Wednesday, December 4, 2019

Roadside Blight - Former Hale Groves - Wabasso, FL


Look! Look at.... absolutely nothing
 
Driving home from an outing to Vero Beach, we passed this amazing empty sign. Despite being painted out and peeling away from it's frame, this sign still catches a lot of attention sitting on the side of the road. Initially, me and my parents thought it was some sort of drive-in establishment. The sign's about the right size and looks about the right era, and the arrow fit thematically too. However, checking the much smaller and less impressive secondary sign, we can see that it was actually a showroom or store for Hale Groves.

Informative and unimpressive, like a typical public school system.

Despite serious effort put into blanking out the large sign, this smaller sign had it's logo left intact. Though in recent years, it seems the paint's started trying to escape on it's own.


Vintage awnings oversee a parking lot of faded asphalt, increasingly consumed by plant life run amok. If one wanted to sum up the probably hundreds of former roadside delights throughout Florida, that would be a pretty good start. I love the architecture here, even for a rather simple building built out of what was once just a packing house.


Getting ourselves closer to the main building, we can't see too much, save for the large amount of plant life that has begun to spring up in the cracks even after a relatively short period of abandonment.


Not much here of note except a decent amount of plywood nailed to the front of the building. This must have had plenty of doors/big windows in it's day, part of me wonders if the other panels next to them might have once been windows as well. The bricking up of extraneous, large windows in department stores and other commercial architecture of the 50s and 60s seems ironic, considering the money-demanding feature it has become in houses decades later.

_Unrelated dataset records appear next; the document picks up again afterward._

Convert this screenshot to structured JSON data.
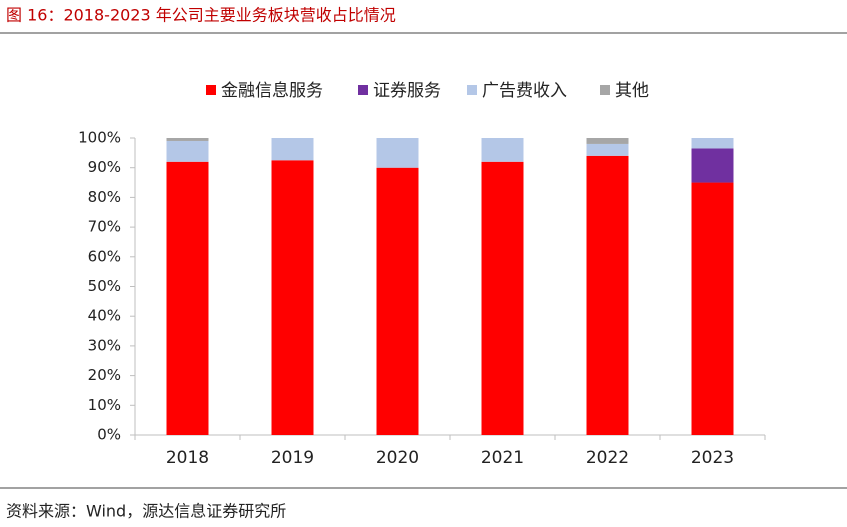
{
  "chart_data": {
    "type": "stacked_bar",
    "title": "图 16：2018-2023 年公司主要业务板块营收占比情况",
    "source": "资料来源：Wind，源达信息证券研究所",
    "categories": [
      "2018",
      "2019",
      "2020",
      "2021",
      "2022",
      "2023"
    ],
    "series": [
      {
        "name": "金融信息服务",
        "color": "#ff0000",
        "values": [
          92,
          92.5,
          90,
          92,
          94,
          85
        ]
      },
      {
        "name": "证券服务",
        "color": "#7030a0",
        "values": [
          0,
          0,
          0,
          0,
          0,
          11.5
        ]
      },
      {
        "name": "广告费收入",
        "color": "#b4c7e7",
        "values": [
          7,
          7.5,
          10,
          8,
          4,
          3.5
        ]
      },
      {
        "name": "其他",
        "color": "#a6a6a6",
        "values": [
          1,
          0,
          0,
          0,
          2,
          0
        ]
      }
    ],
    "ylim": [
      0,
      100
    ],
    "yticks": [
      {
        "value": 0,
        "label": "0%"
      },
      {
        "value": 10,
        "label": "10%"
      },
      {
        "value": 20,
        "label": "20%"
      },
      {
        "value": 30,
        "label": "30%"
      },
      {
        "value": 40,
        "label": "40%"
      },
      {
        "value": 50,
        "label": "50%"
      },
      {
        "value": 60,
        "label": "60%"
      },
      {
        "value": 70,
        "label": "70%"
      },
      {
        "value": 80,
        "label": "80%"
      },
      {
        "value": 90,
        "label": "90%"
      },
      {
        "value": 100,
        "label": "100%"
      }
    ],
    "legend": "top"
  }
}
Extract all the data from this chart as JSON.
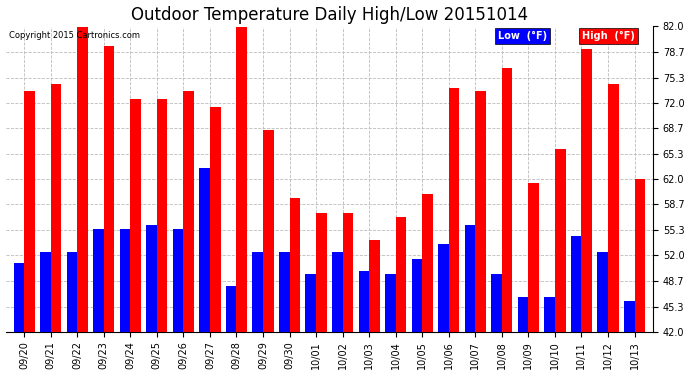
{
  "title": "Outdoor Temperature Daily High/Low 20151014",
  "copyright": "Copyright 2015 Cartronics.com",
  "legend_low": "Low  (°F)",
  "legend_high": "High  (°F)",
  "dates": [
    "09/20",
    "09/21",
    "09/22",
    "09/23",
    "09/24",
    "09/25",
    "09/26",
    "09/27",
    "09/28",
    "09/29",
    "09/30",
    "10/01",
    "10/02",
    "10/03",
    "10/04",
    "10/05",
    "10/06",
    "10/07",
    "10/08",
    "10/09",
    "10/10",
    "10/11",
    "10/12",
    "10/13"
  ],
  "highs": [
    73.5,
    74.5,
    82.0,
    79.5,
    72.5,
    72.5,
    73.5,
    71.5,
    82.0,
    68.5,
    59.5,
    57.5,
    57.5,
    54.0,
    57.0,
    60.0,
    74.0,
    73.5,
    76.5,
    61.5,
    66.0,
    79.0,
    74.5,
    62.0
  ],
  "lows": [
    51.0,
    52.5,
    52.5,
    55.5,
    55.5,
    56.0,
    55.5,
    63.5,
    48.0,
    52.5,
    52.5,
    49.5,
    52.5,
    50.0,
    49.5,
    51.5,
    53.5,
    56.0,
    49.5,
    46.5,
    46.5,
    54.5,
    52.5,
    46.0
  ],
  "ylim_min": 42.0,
  "ylim_max": 82.0,
  "yticks": [
    42.0,
    45.3,
    48.7,
    52.0,
    55.3,
    58.7,
    62.0,
    65.3,
    68.7,
    72.0,
    75.3,
    78.7,
    82.0
  ],
  "high_color": "#ff0000",
  "low_color": "#0000ff",
  "bg_color": "#ffffff",
  "grid_color": "#bbbbbb",
  "title_fontsize": 12,
  "tick_fontsize": 7,
  "bar_width": 0.4
}
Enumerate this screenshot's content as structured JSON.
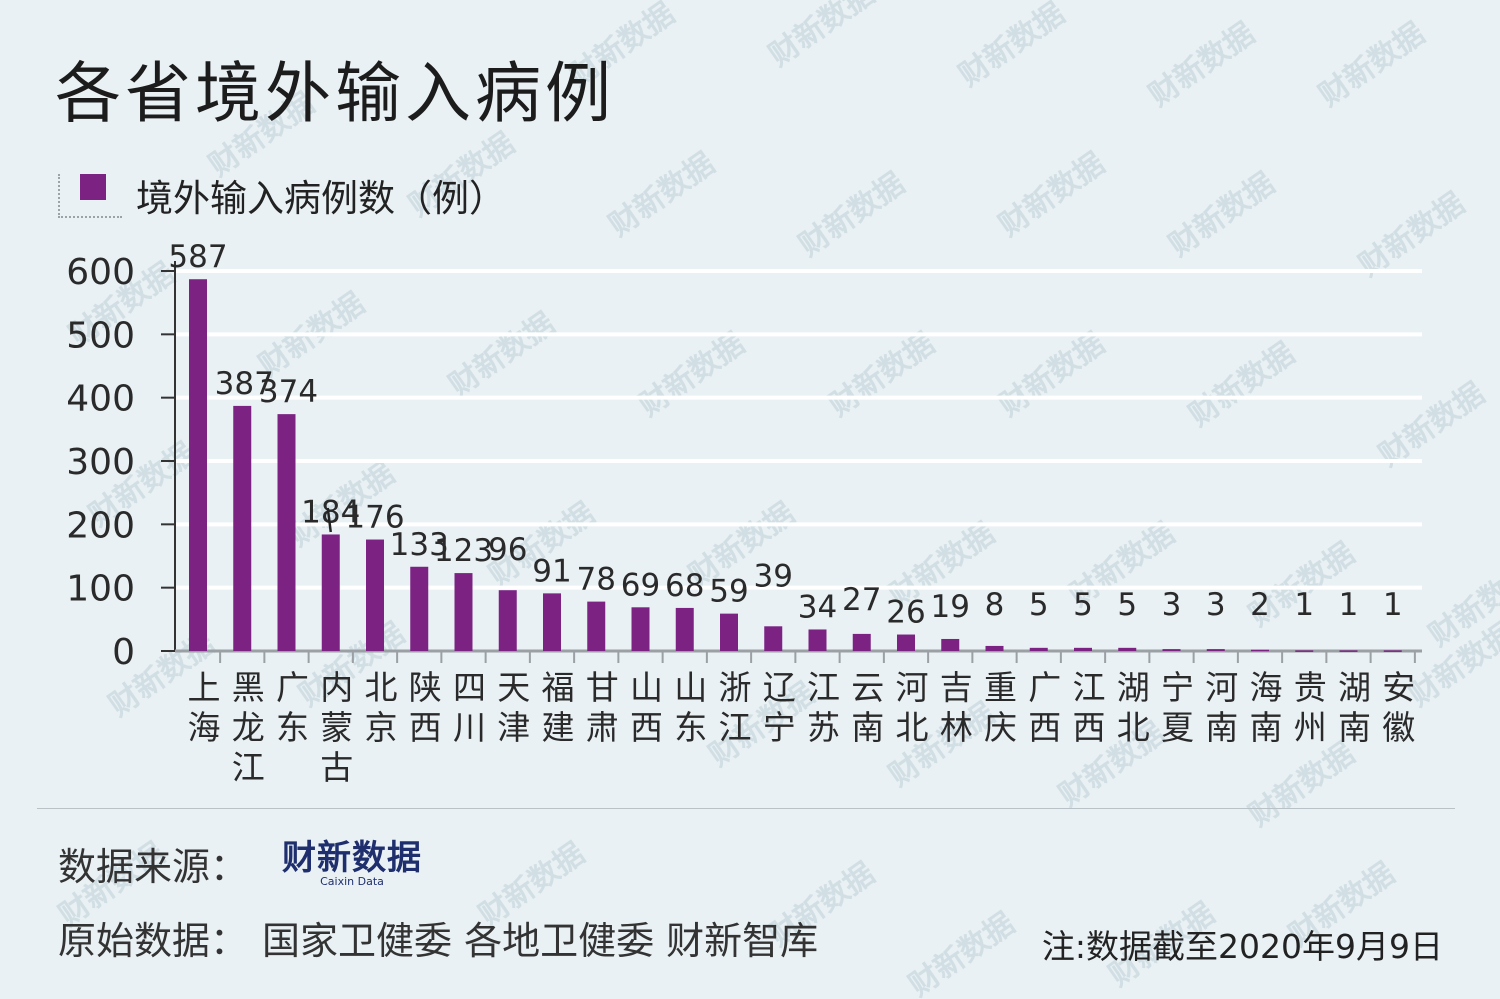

A nice shot of the end of the building, transitioning into the covered parking area. Notice that massive pile of plant matter there, I'm really not sure what's caused it to take off like it has. Proximity to the ocean? Decades of spilled oranges rotting into the soil making the world's greatest fertilizer? Who knows. All I can say is that in a few decades if this building hasn't collapsed under it's own weight or into the sea, it's gonna look like a giant hedge with some roofing poking out. 


This is the last time you'll see plywood prominently in a photo here, I swear. We reach the end of the building, with a small unknown window covered with more of the USA's favorite budget wood sheeting. Alas, even in abandonment, we cannot escape the reign of the crappy free newspaper/circular either. Actually, let's get a little closer to take a look around the corner....


and look down the hallway of darkness. Despite a sunny day, overgrowth has shaded this hallway in such a way as to make it quite eerie. I considered going down here, but the feeling of weird unease I got just looking at it prevented me from exploring it any further. 99% chance I would have been fine, but you know, sometimes you just don't have a great feeling.


Albeit slightly blurry, this photo illustrates very well how the plant growth has taken over this ramp. Whether this was a disabled access ramp, a loading ramp, or possibly both, I do not know. The railings are still in good shape though.


This shot came out pretty well I think, showing the small shaded area next to what I believe was parking. I really like the architecture on this little canopy, even if it's not that fancy. How this chunk of concrete has escaped any large amounts of overgrowth is beyond me, I can't imagine just being shaded has been that effective.


Here's a shot from underneath the little vintage canopy. I wonder if there was ever anything under here, as it seems a decent sized space to be completely empty.


Reminds you a little bit of a book cover doesn't it? It's not perfectly frame, but I still do like this shot.


To round off our post, we'll end with this quick photo of the side of the building- which makes the structure's packing house origins a lot more obvious.

Florida, despite it's nearly nationwide fame for citrus, doesn't have a great citrus industry anymore. Least not in this part of the state. Up and down Brevard and Indian River counties there lays a string of abandoned packing houses- Old Victory Groves, Oslo Growers Association, Quality Fruit Packers, Greene River Packing, and Nevins Fruit Company, just to name a few. Retail outlets, too. In recent years Harvey's Groves closed it's two retail locations in Rockledge and West Melbourne, and Policicchio Groves in Merritt Island. All shuttered. The one in West Melbourne is now a vape shop, the newest addition to the list of common low-end tenants.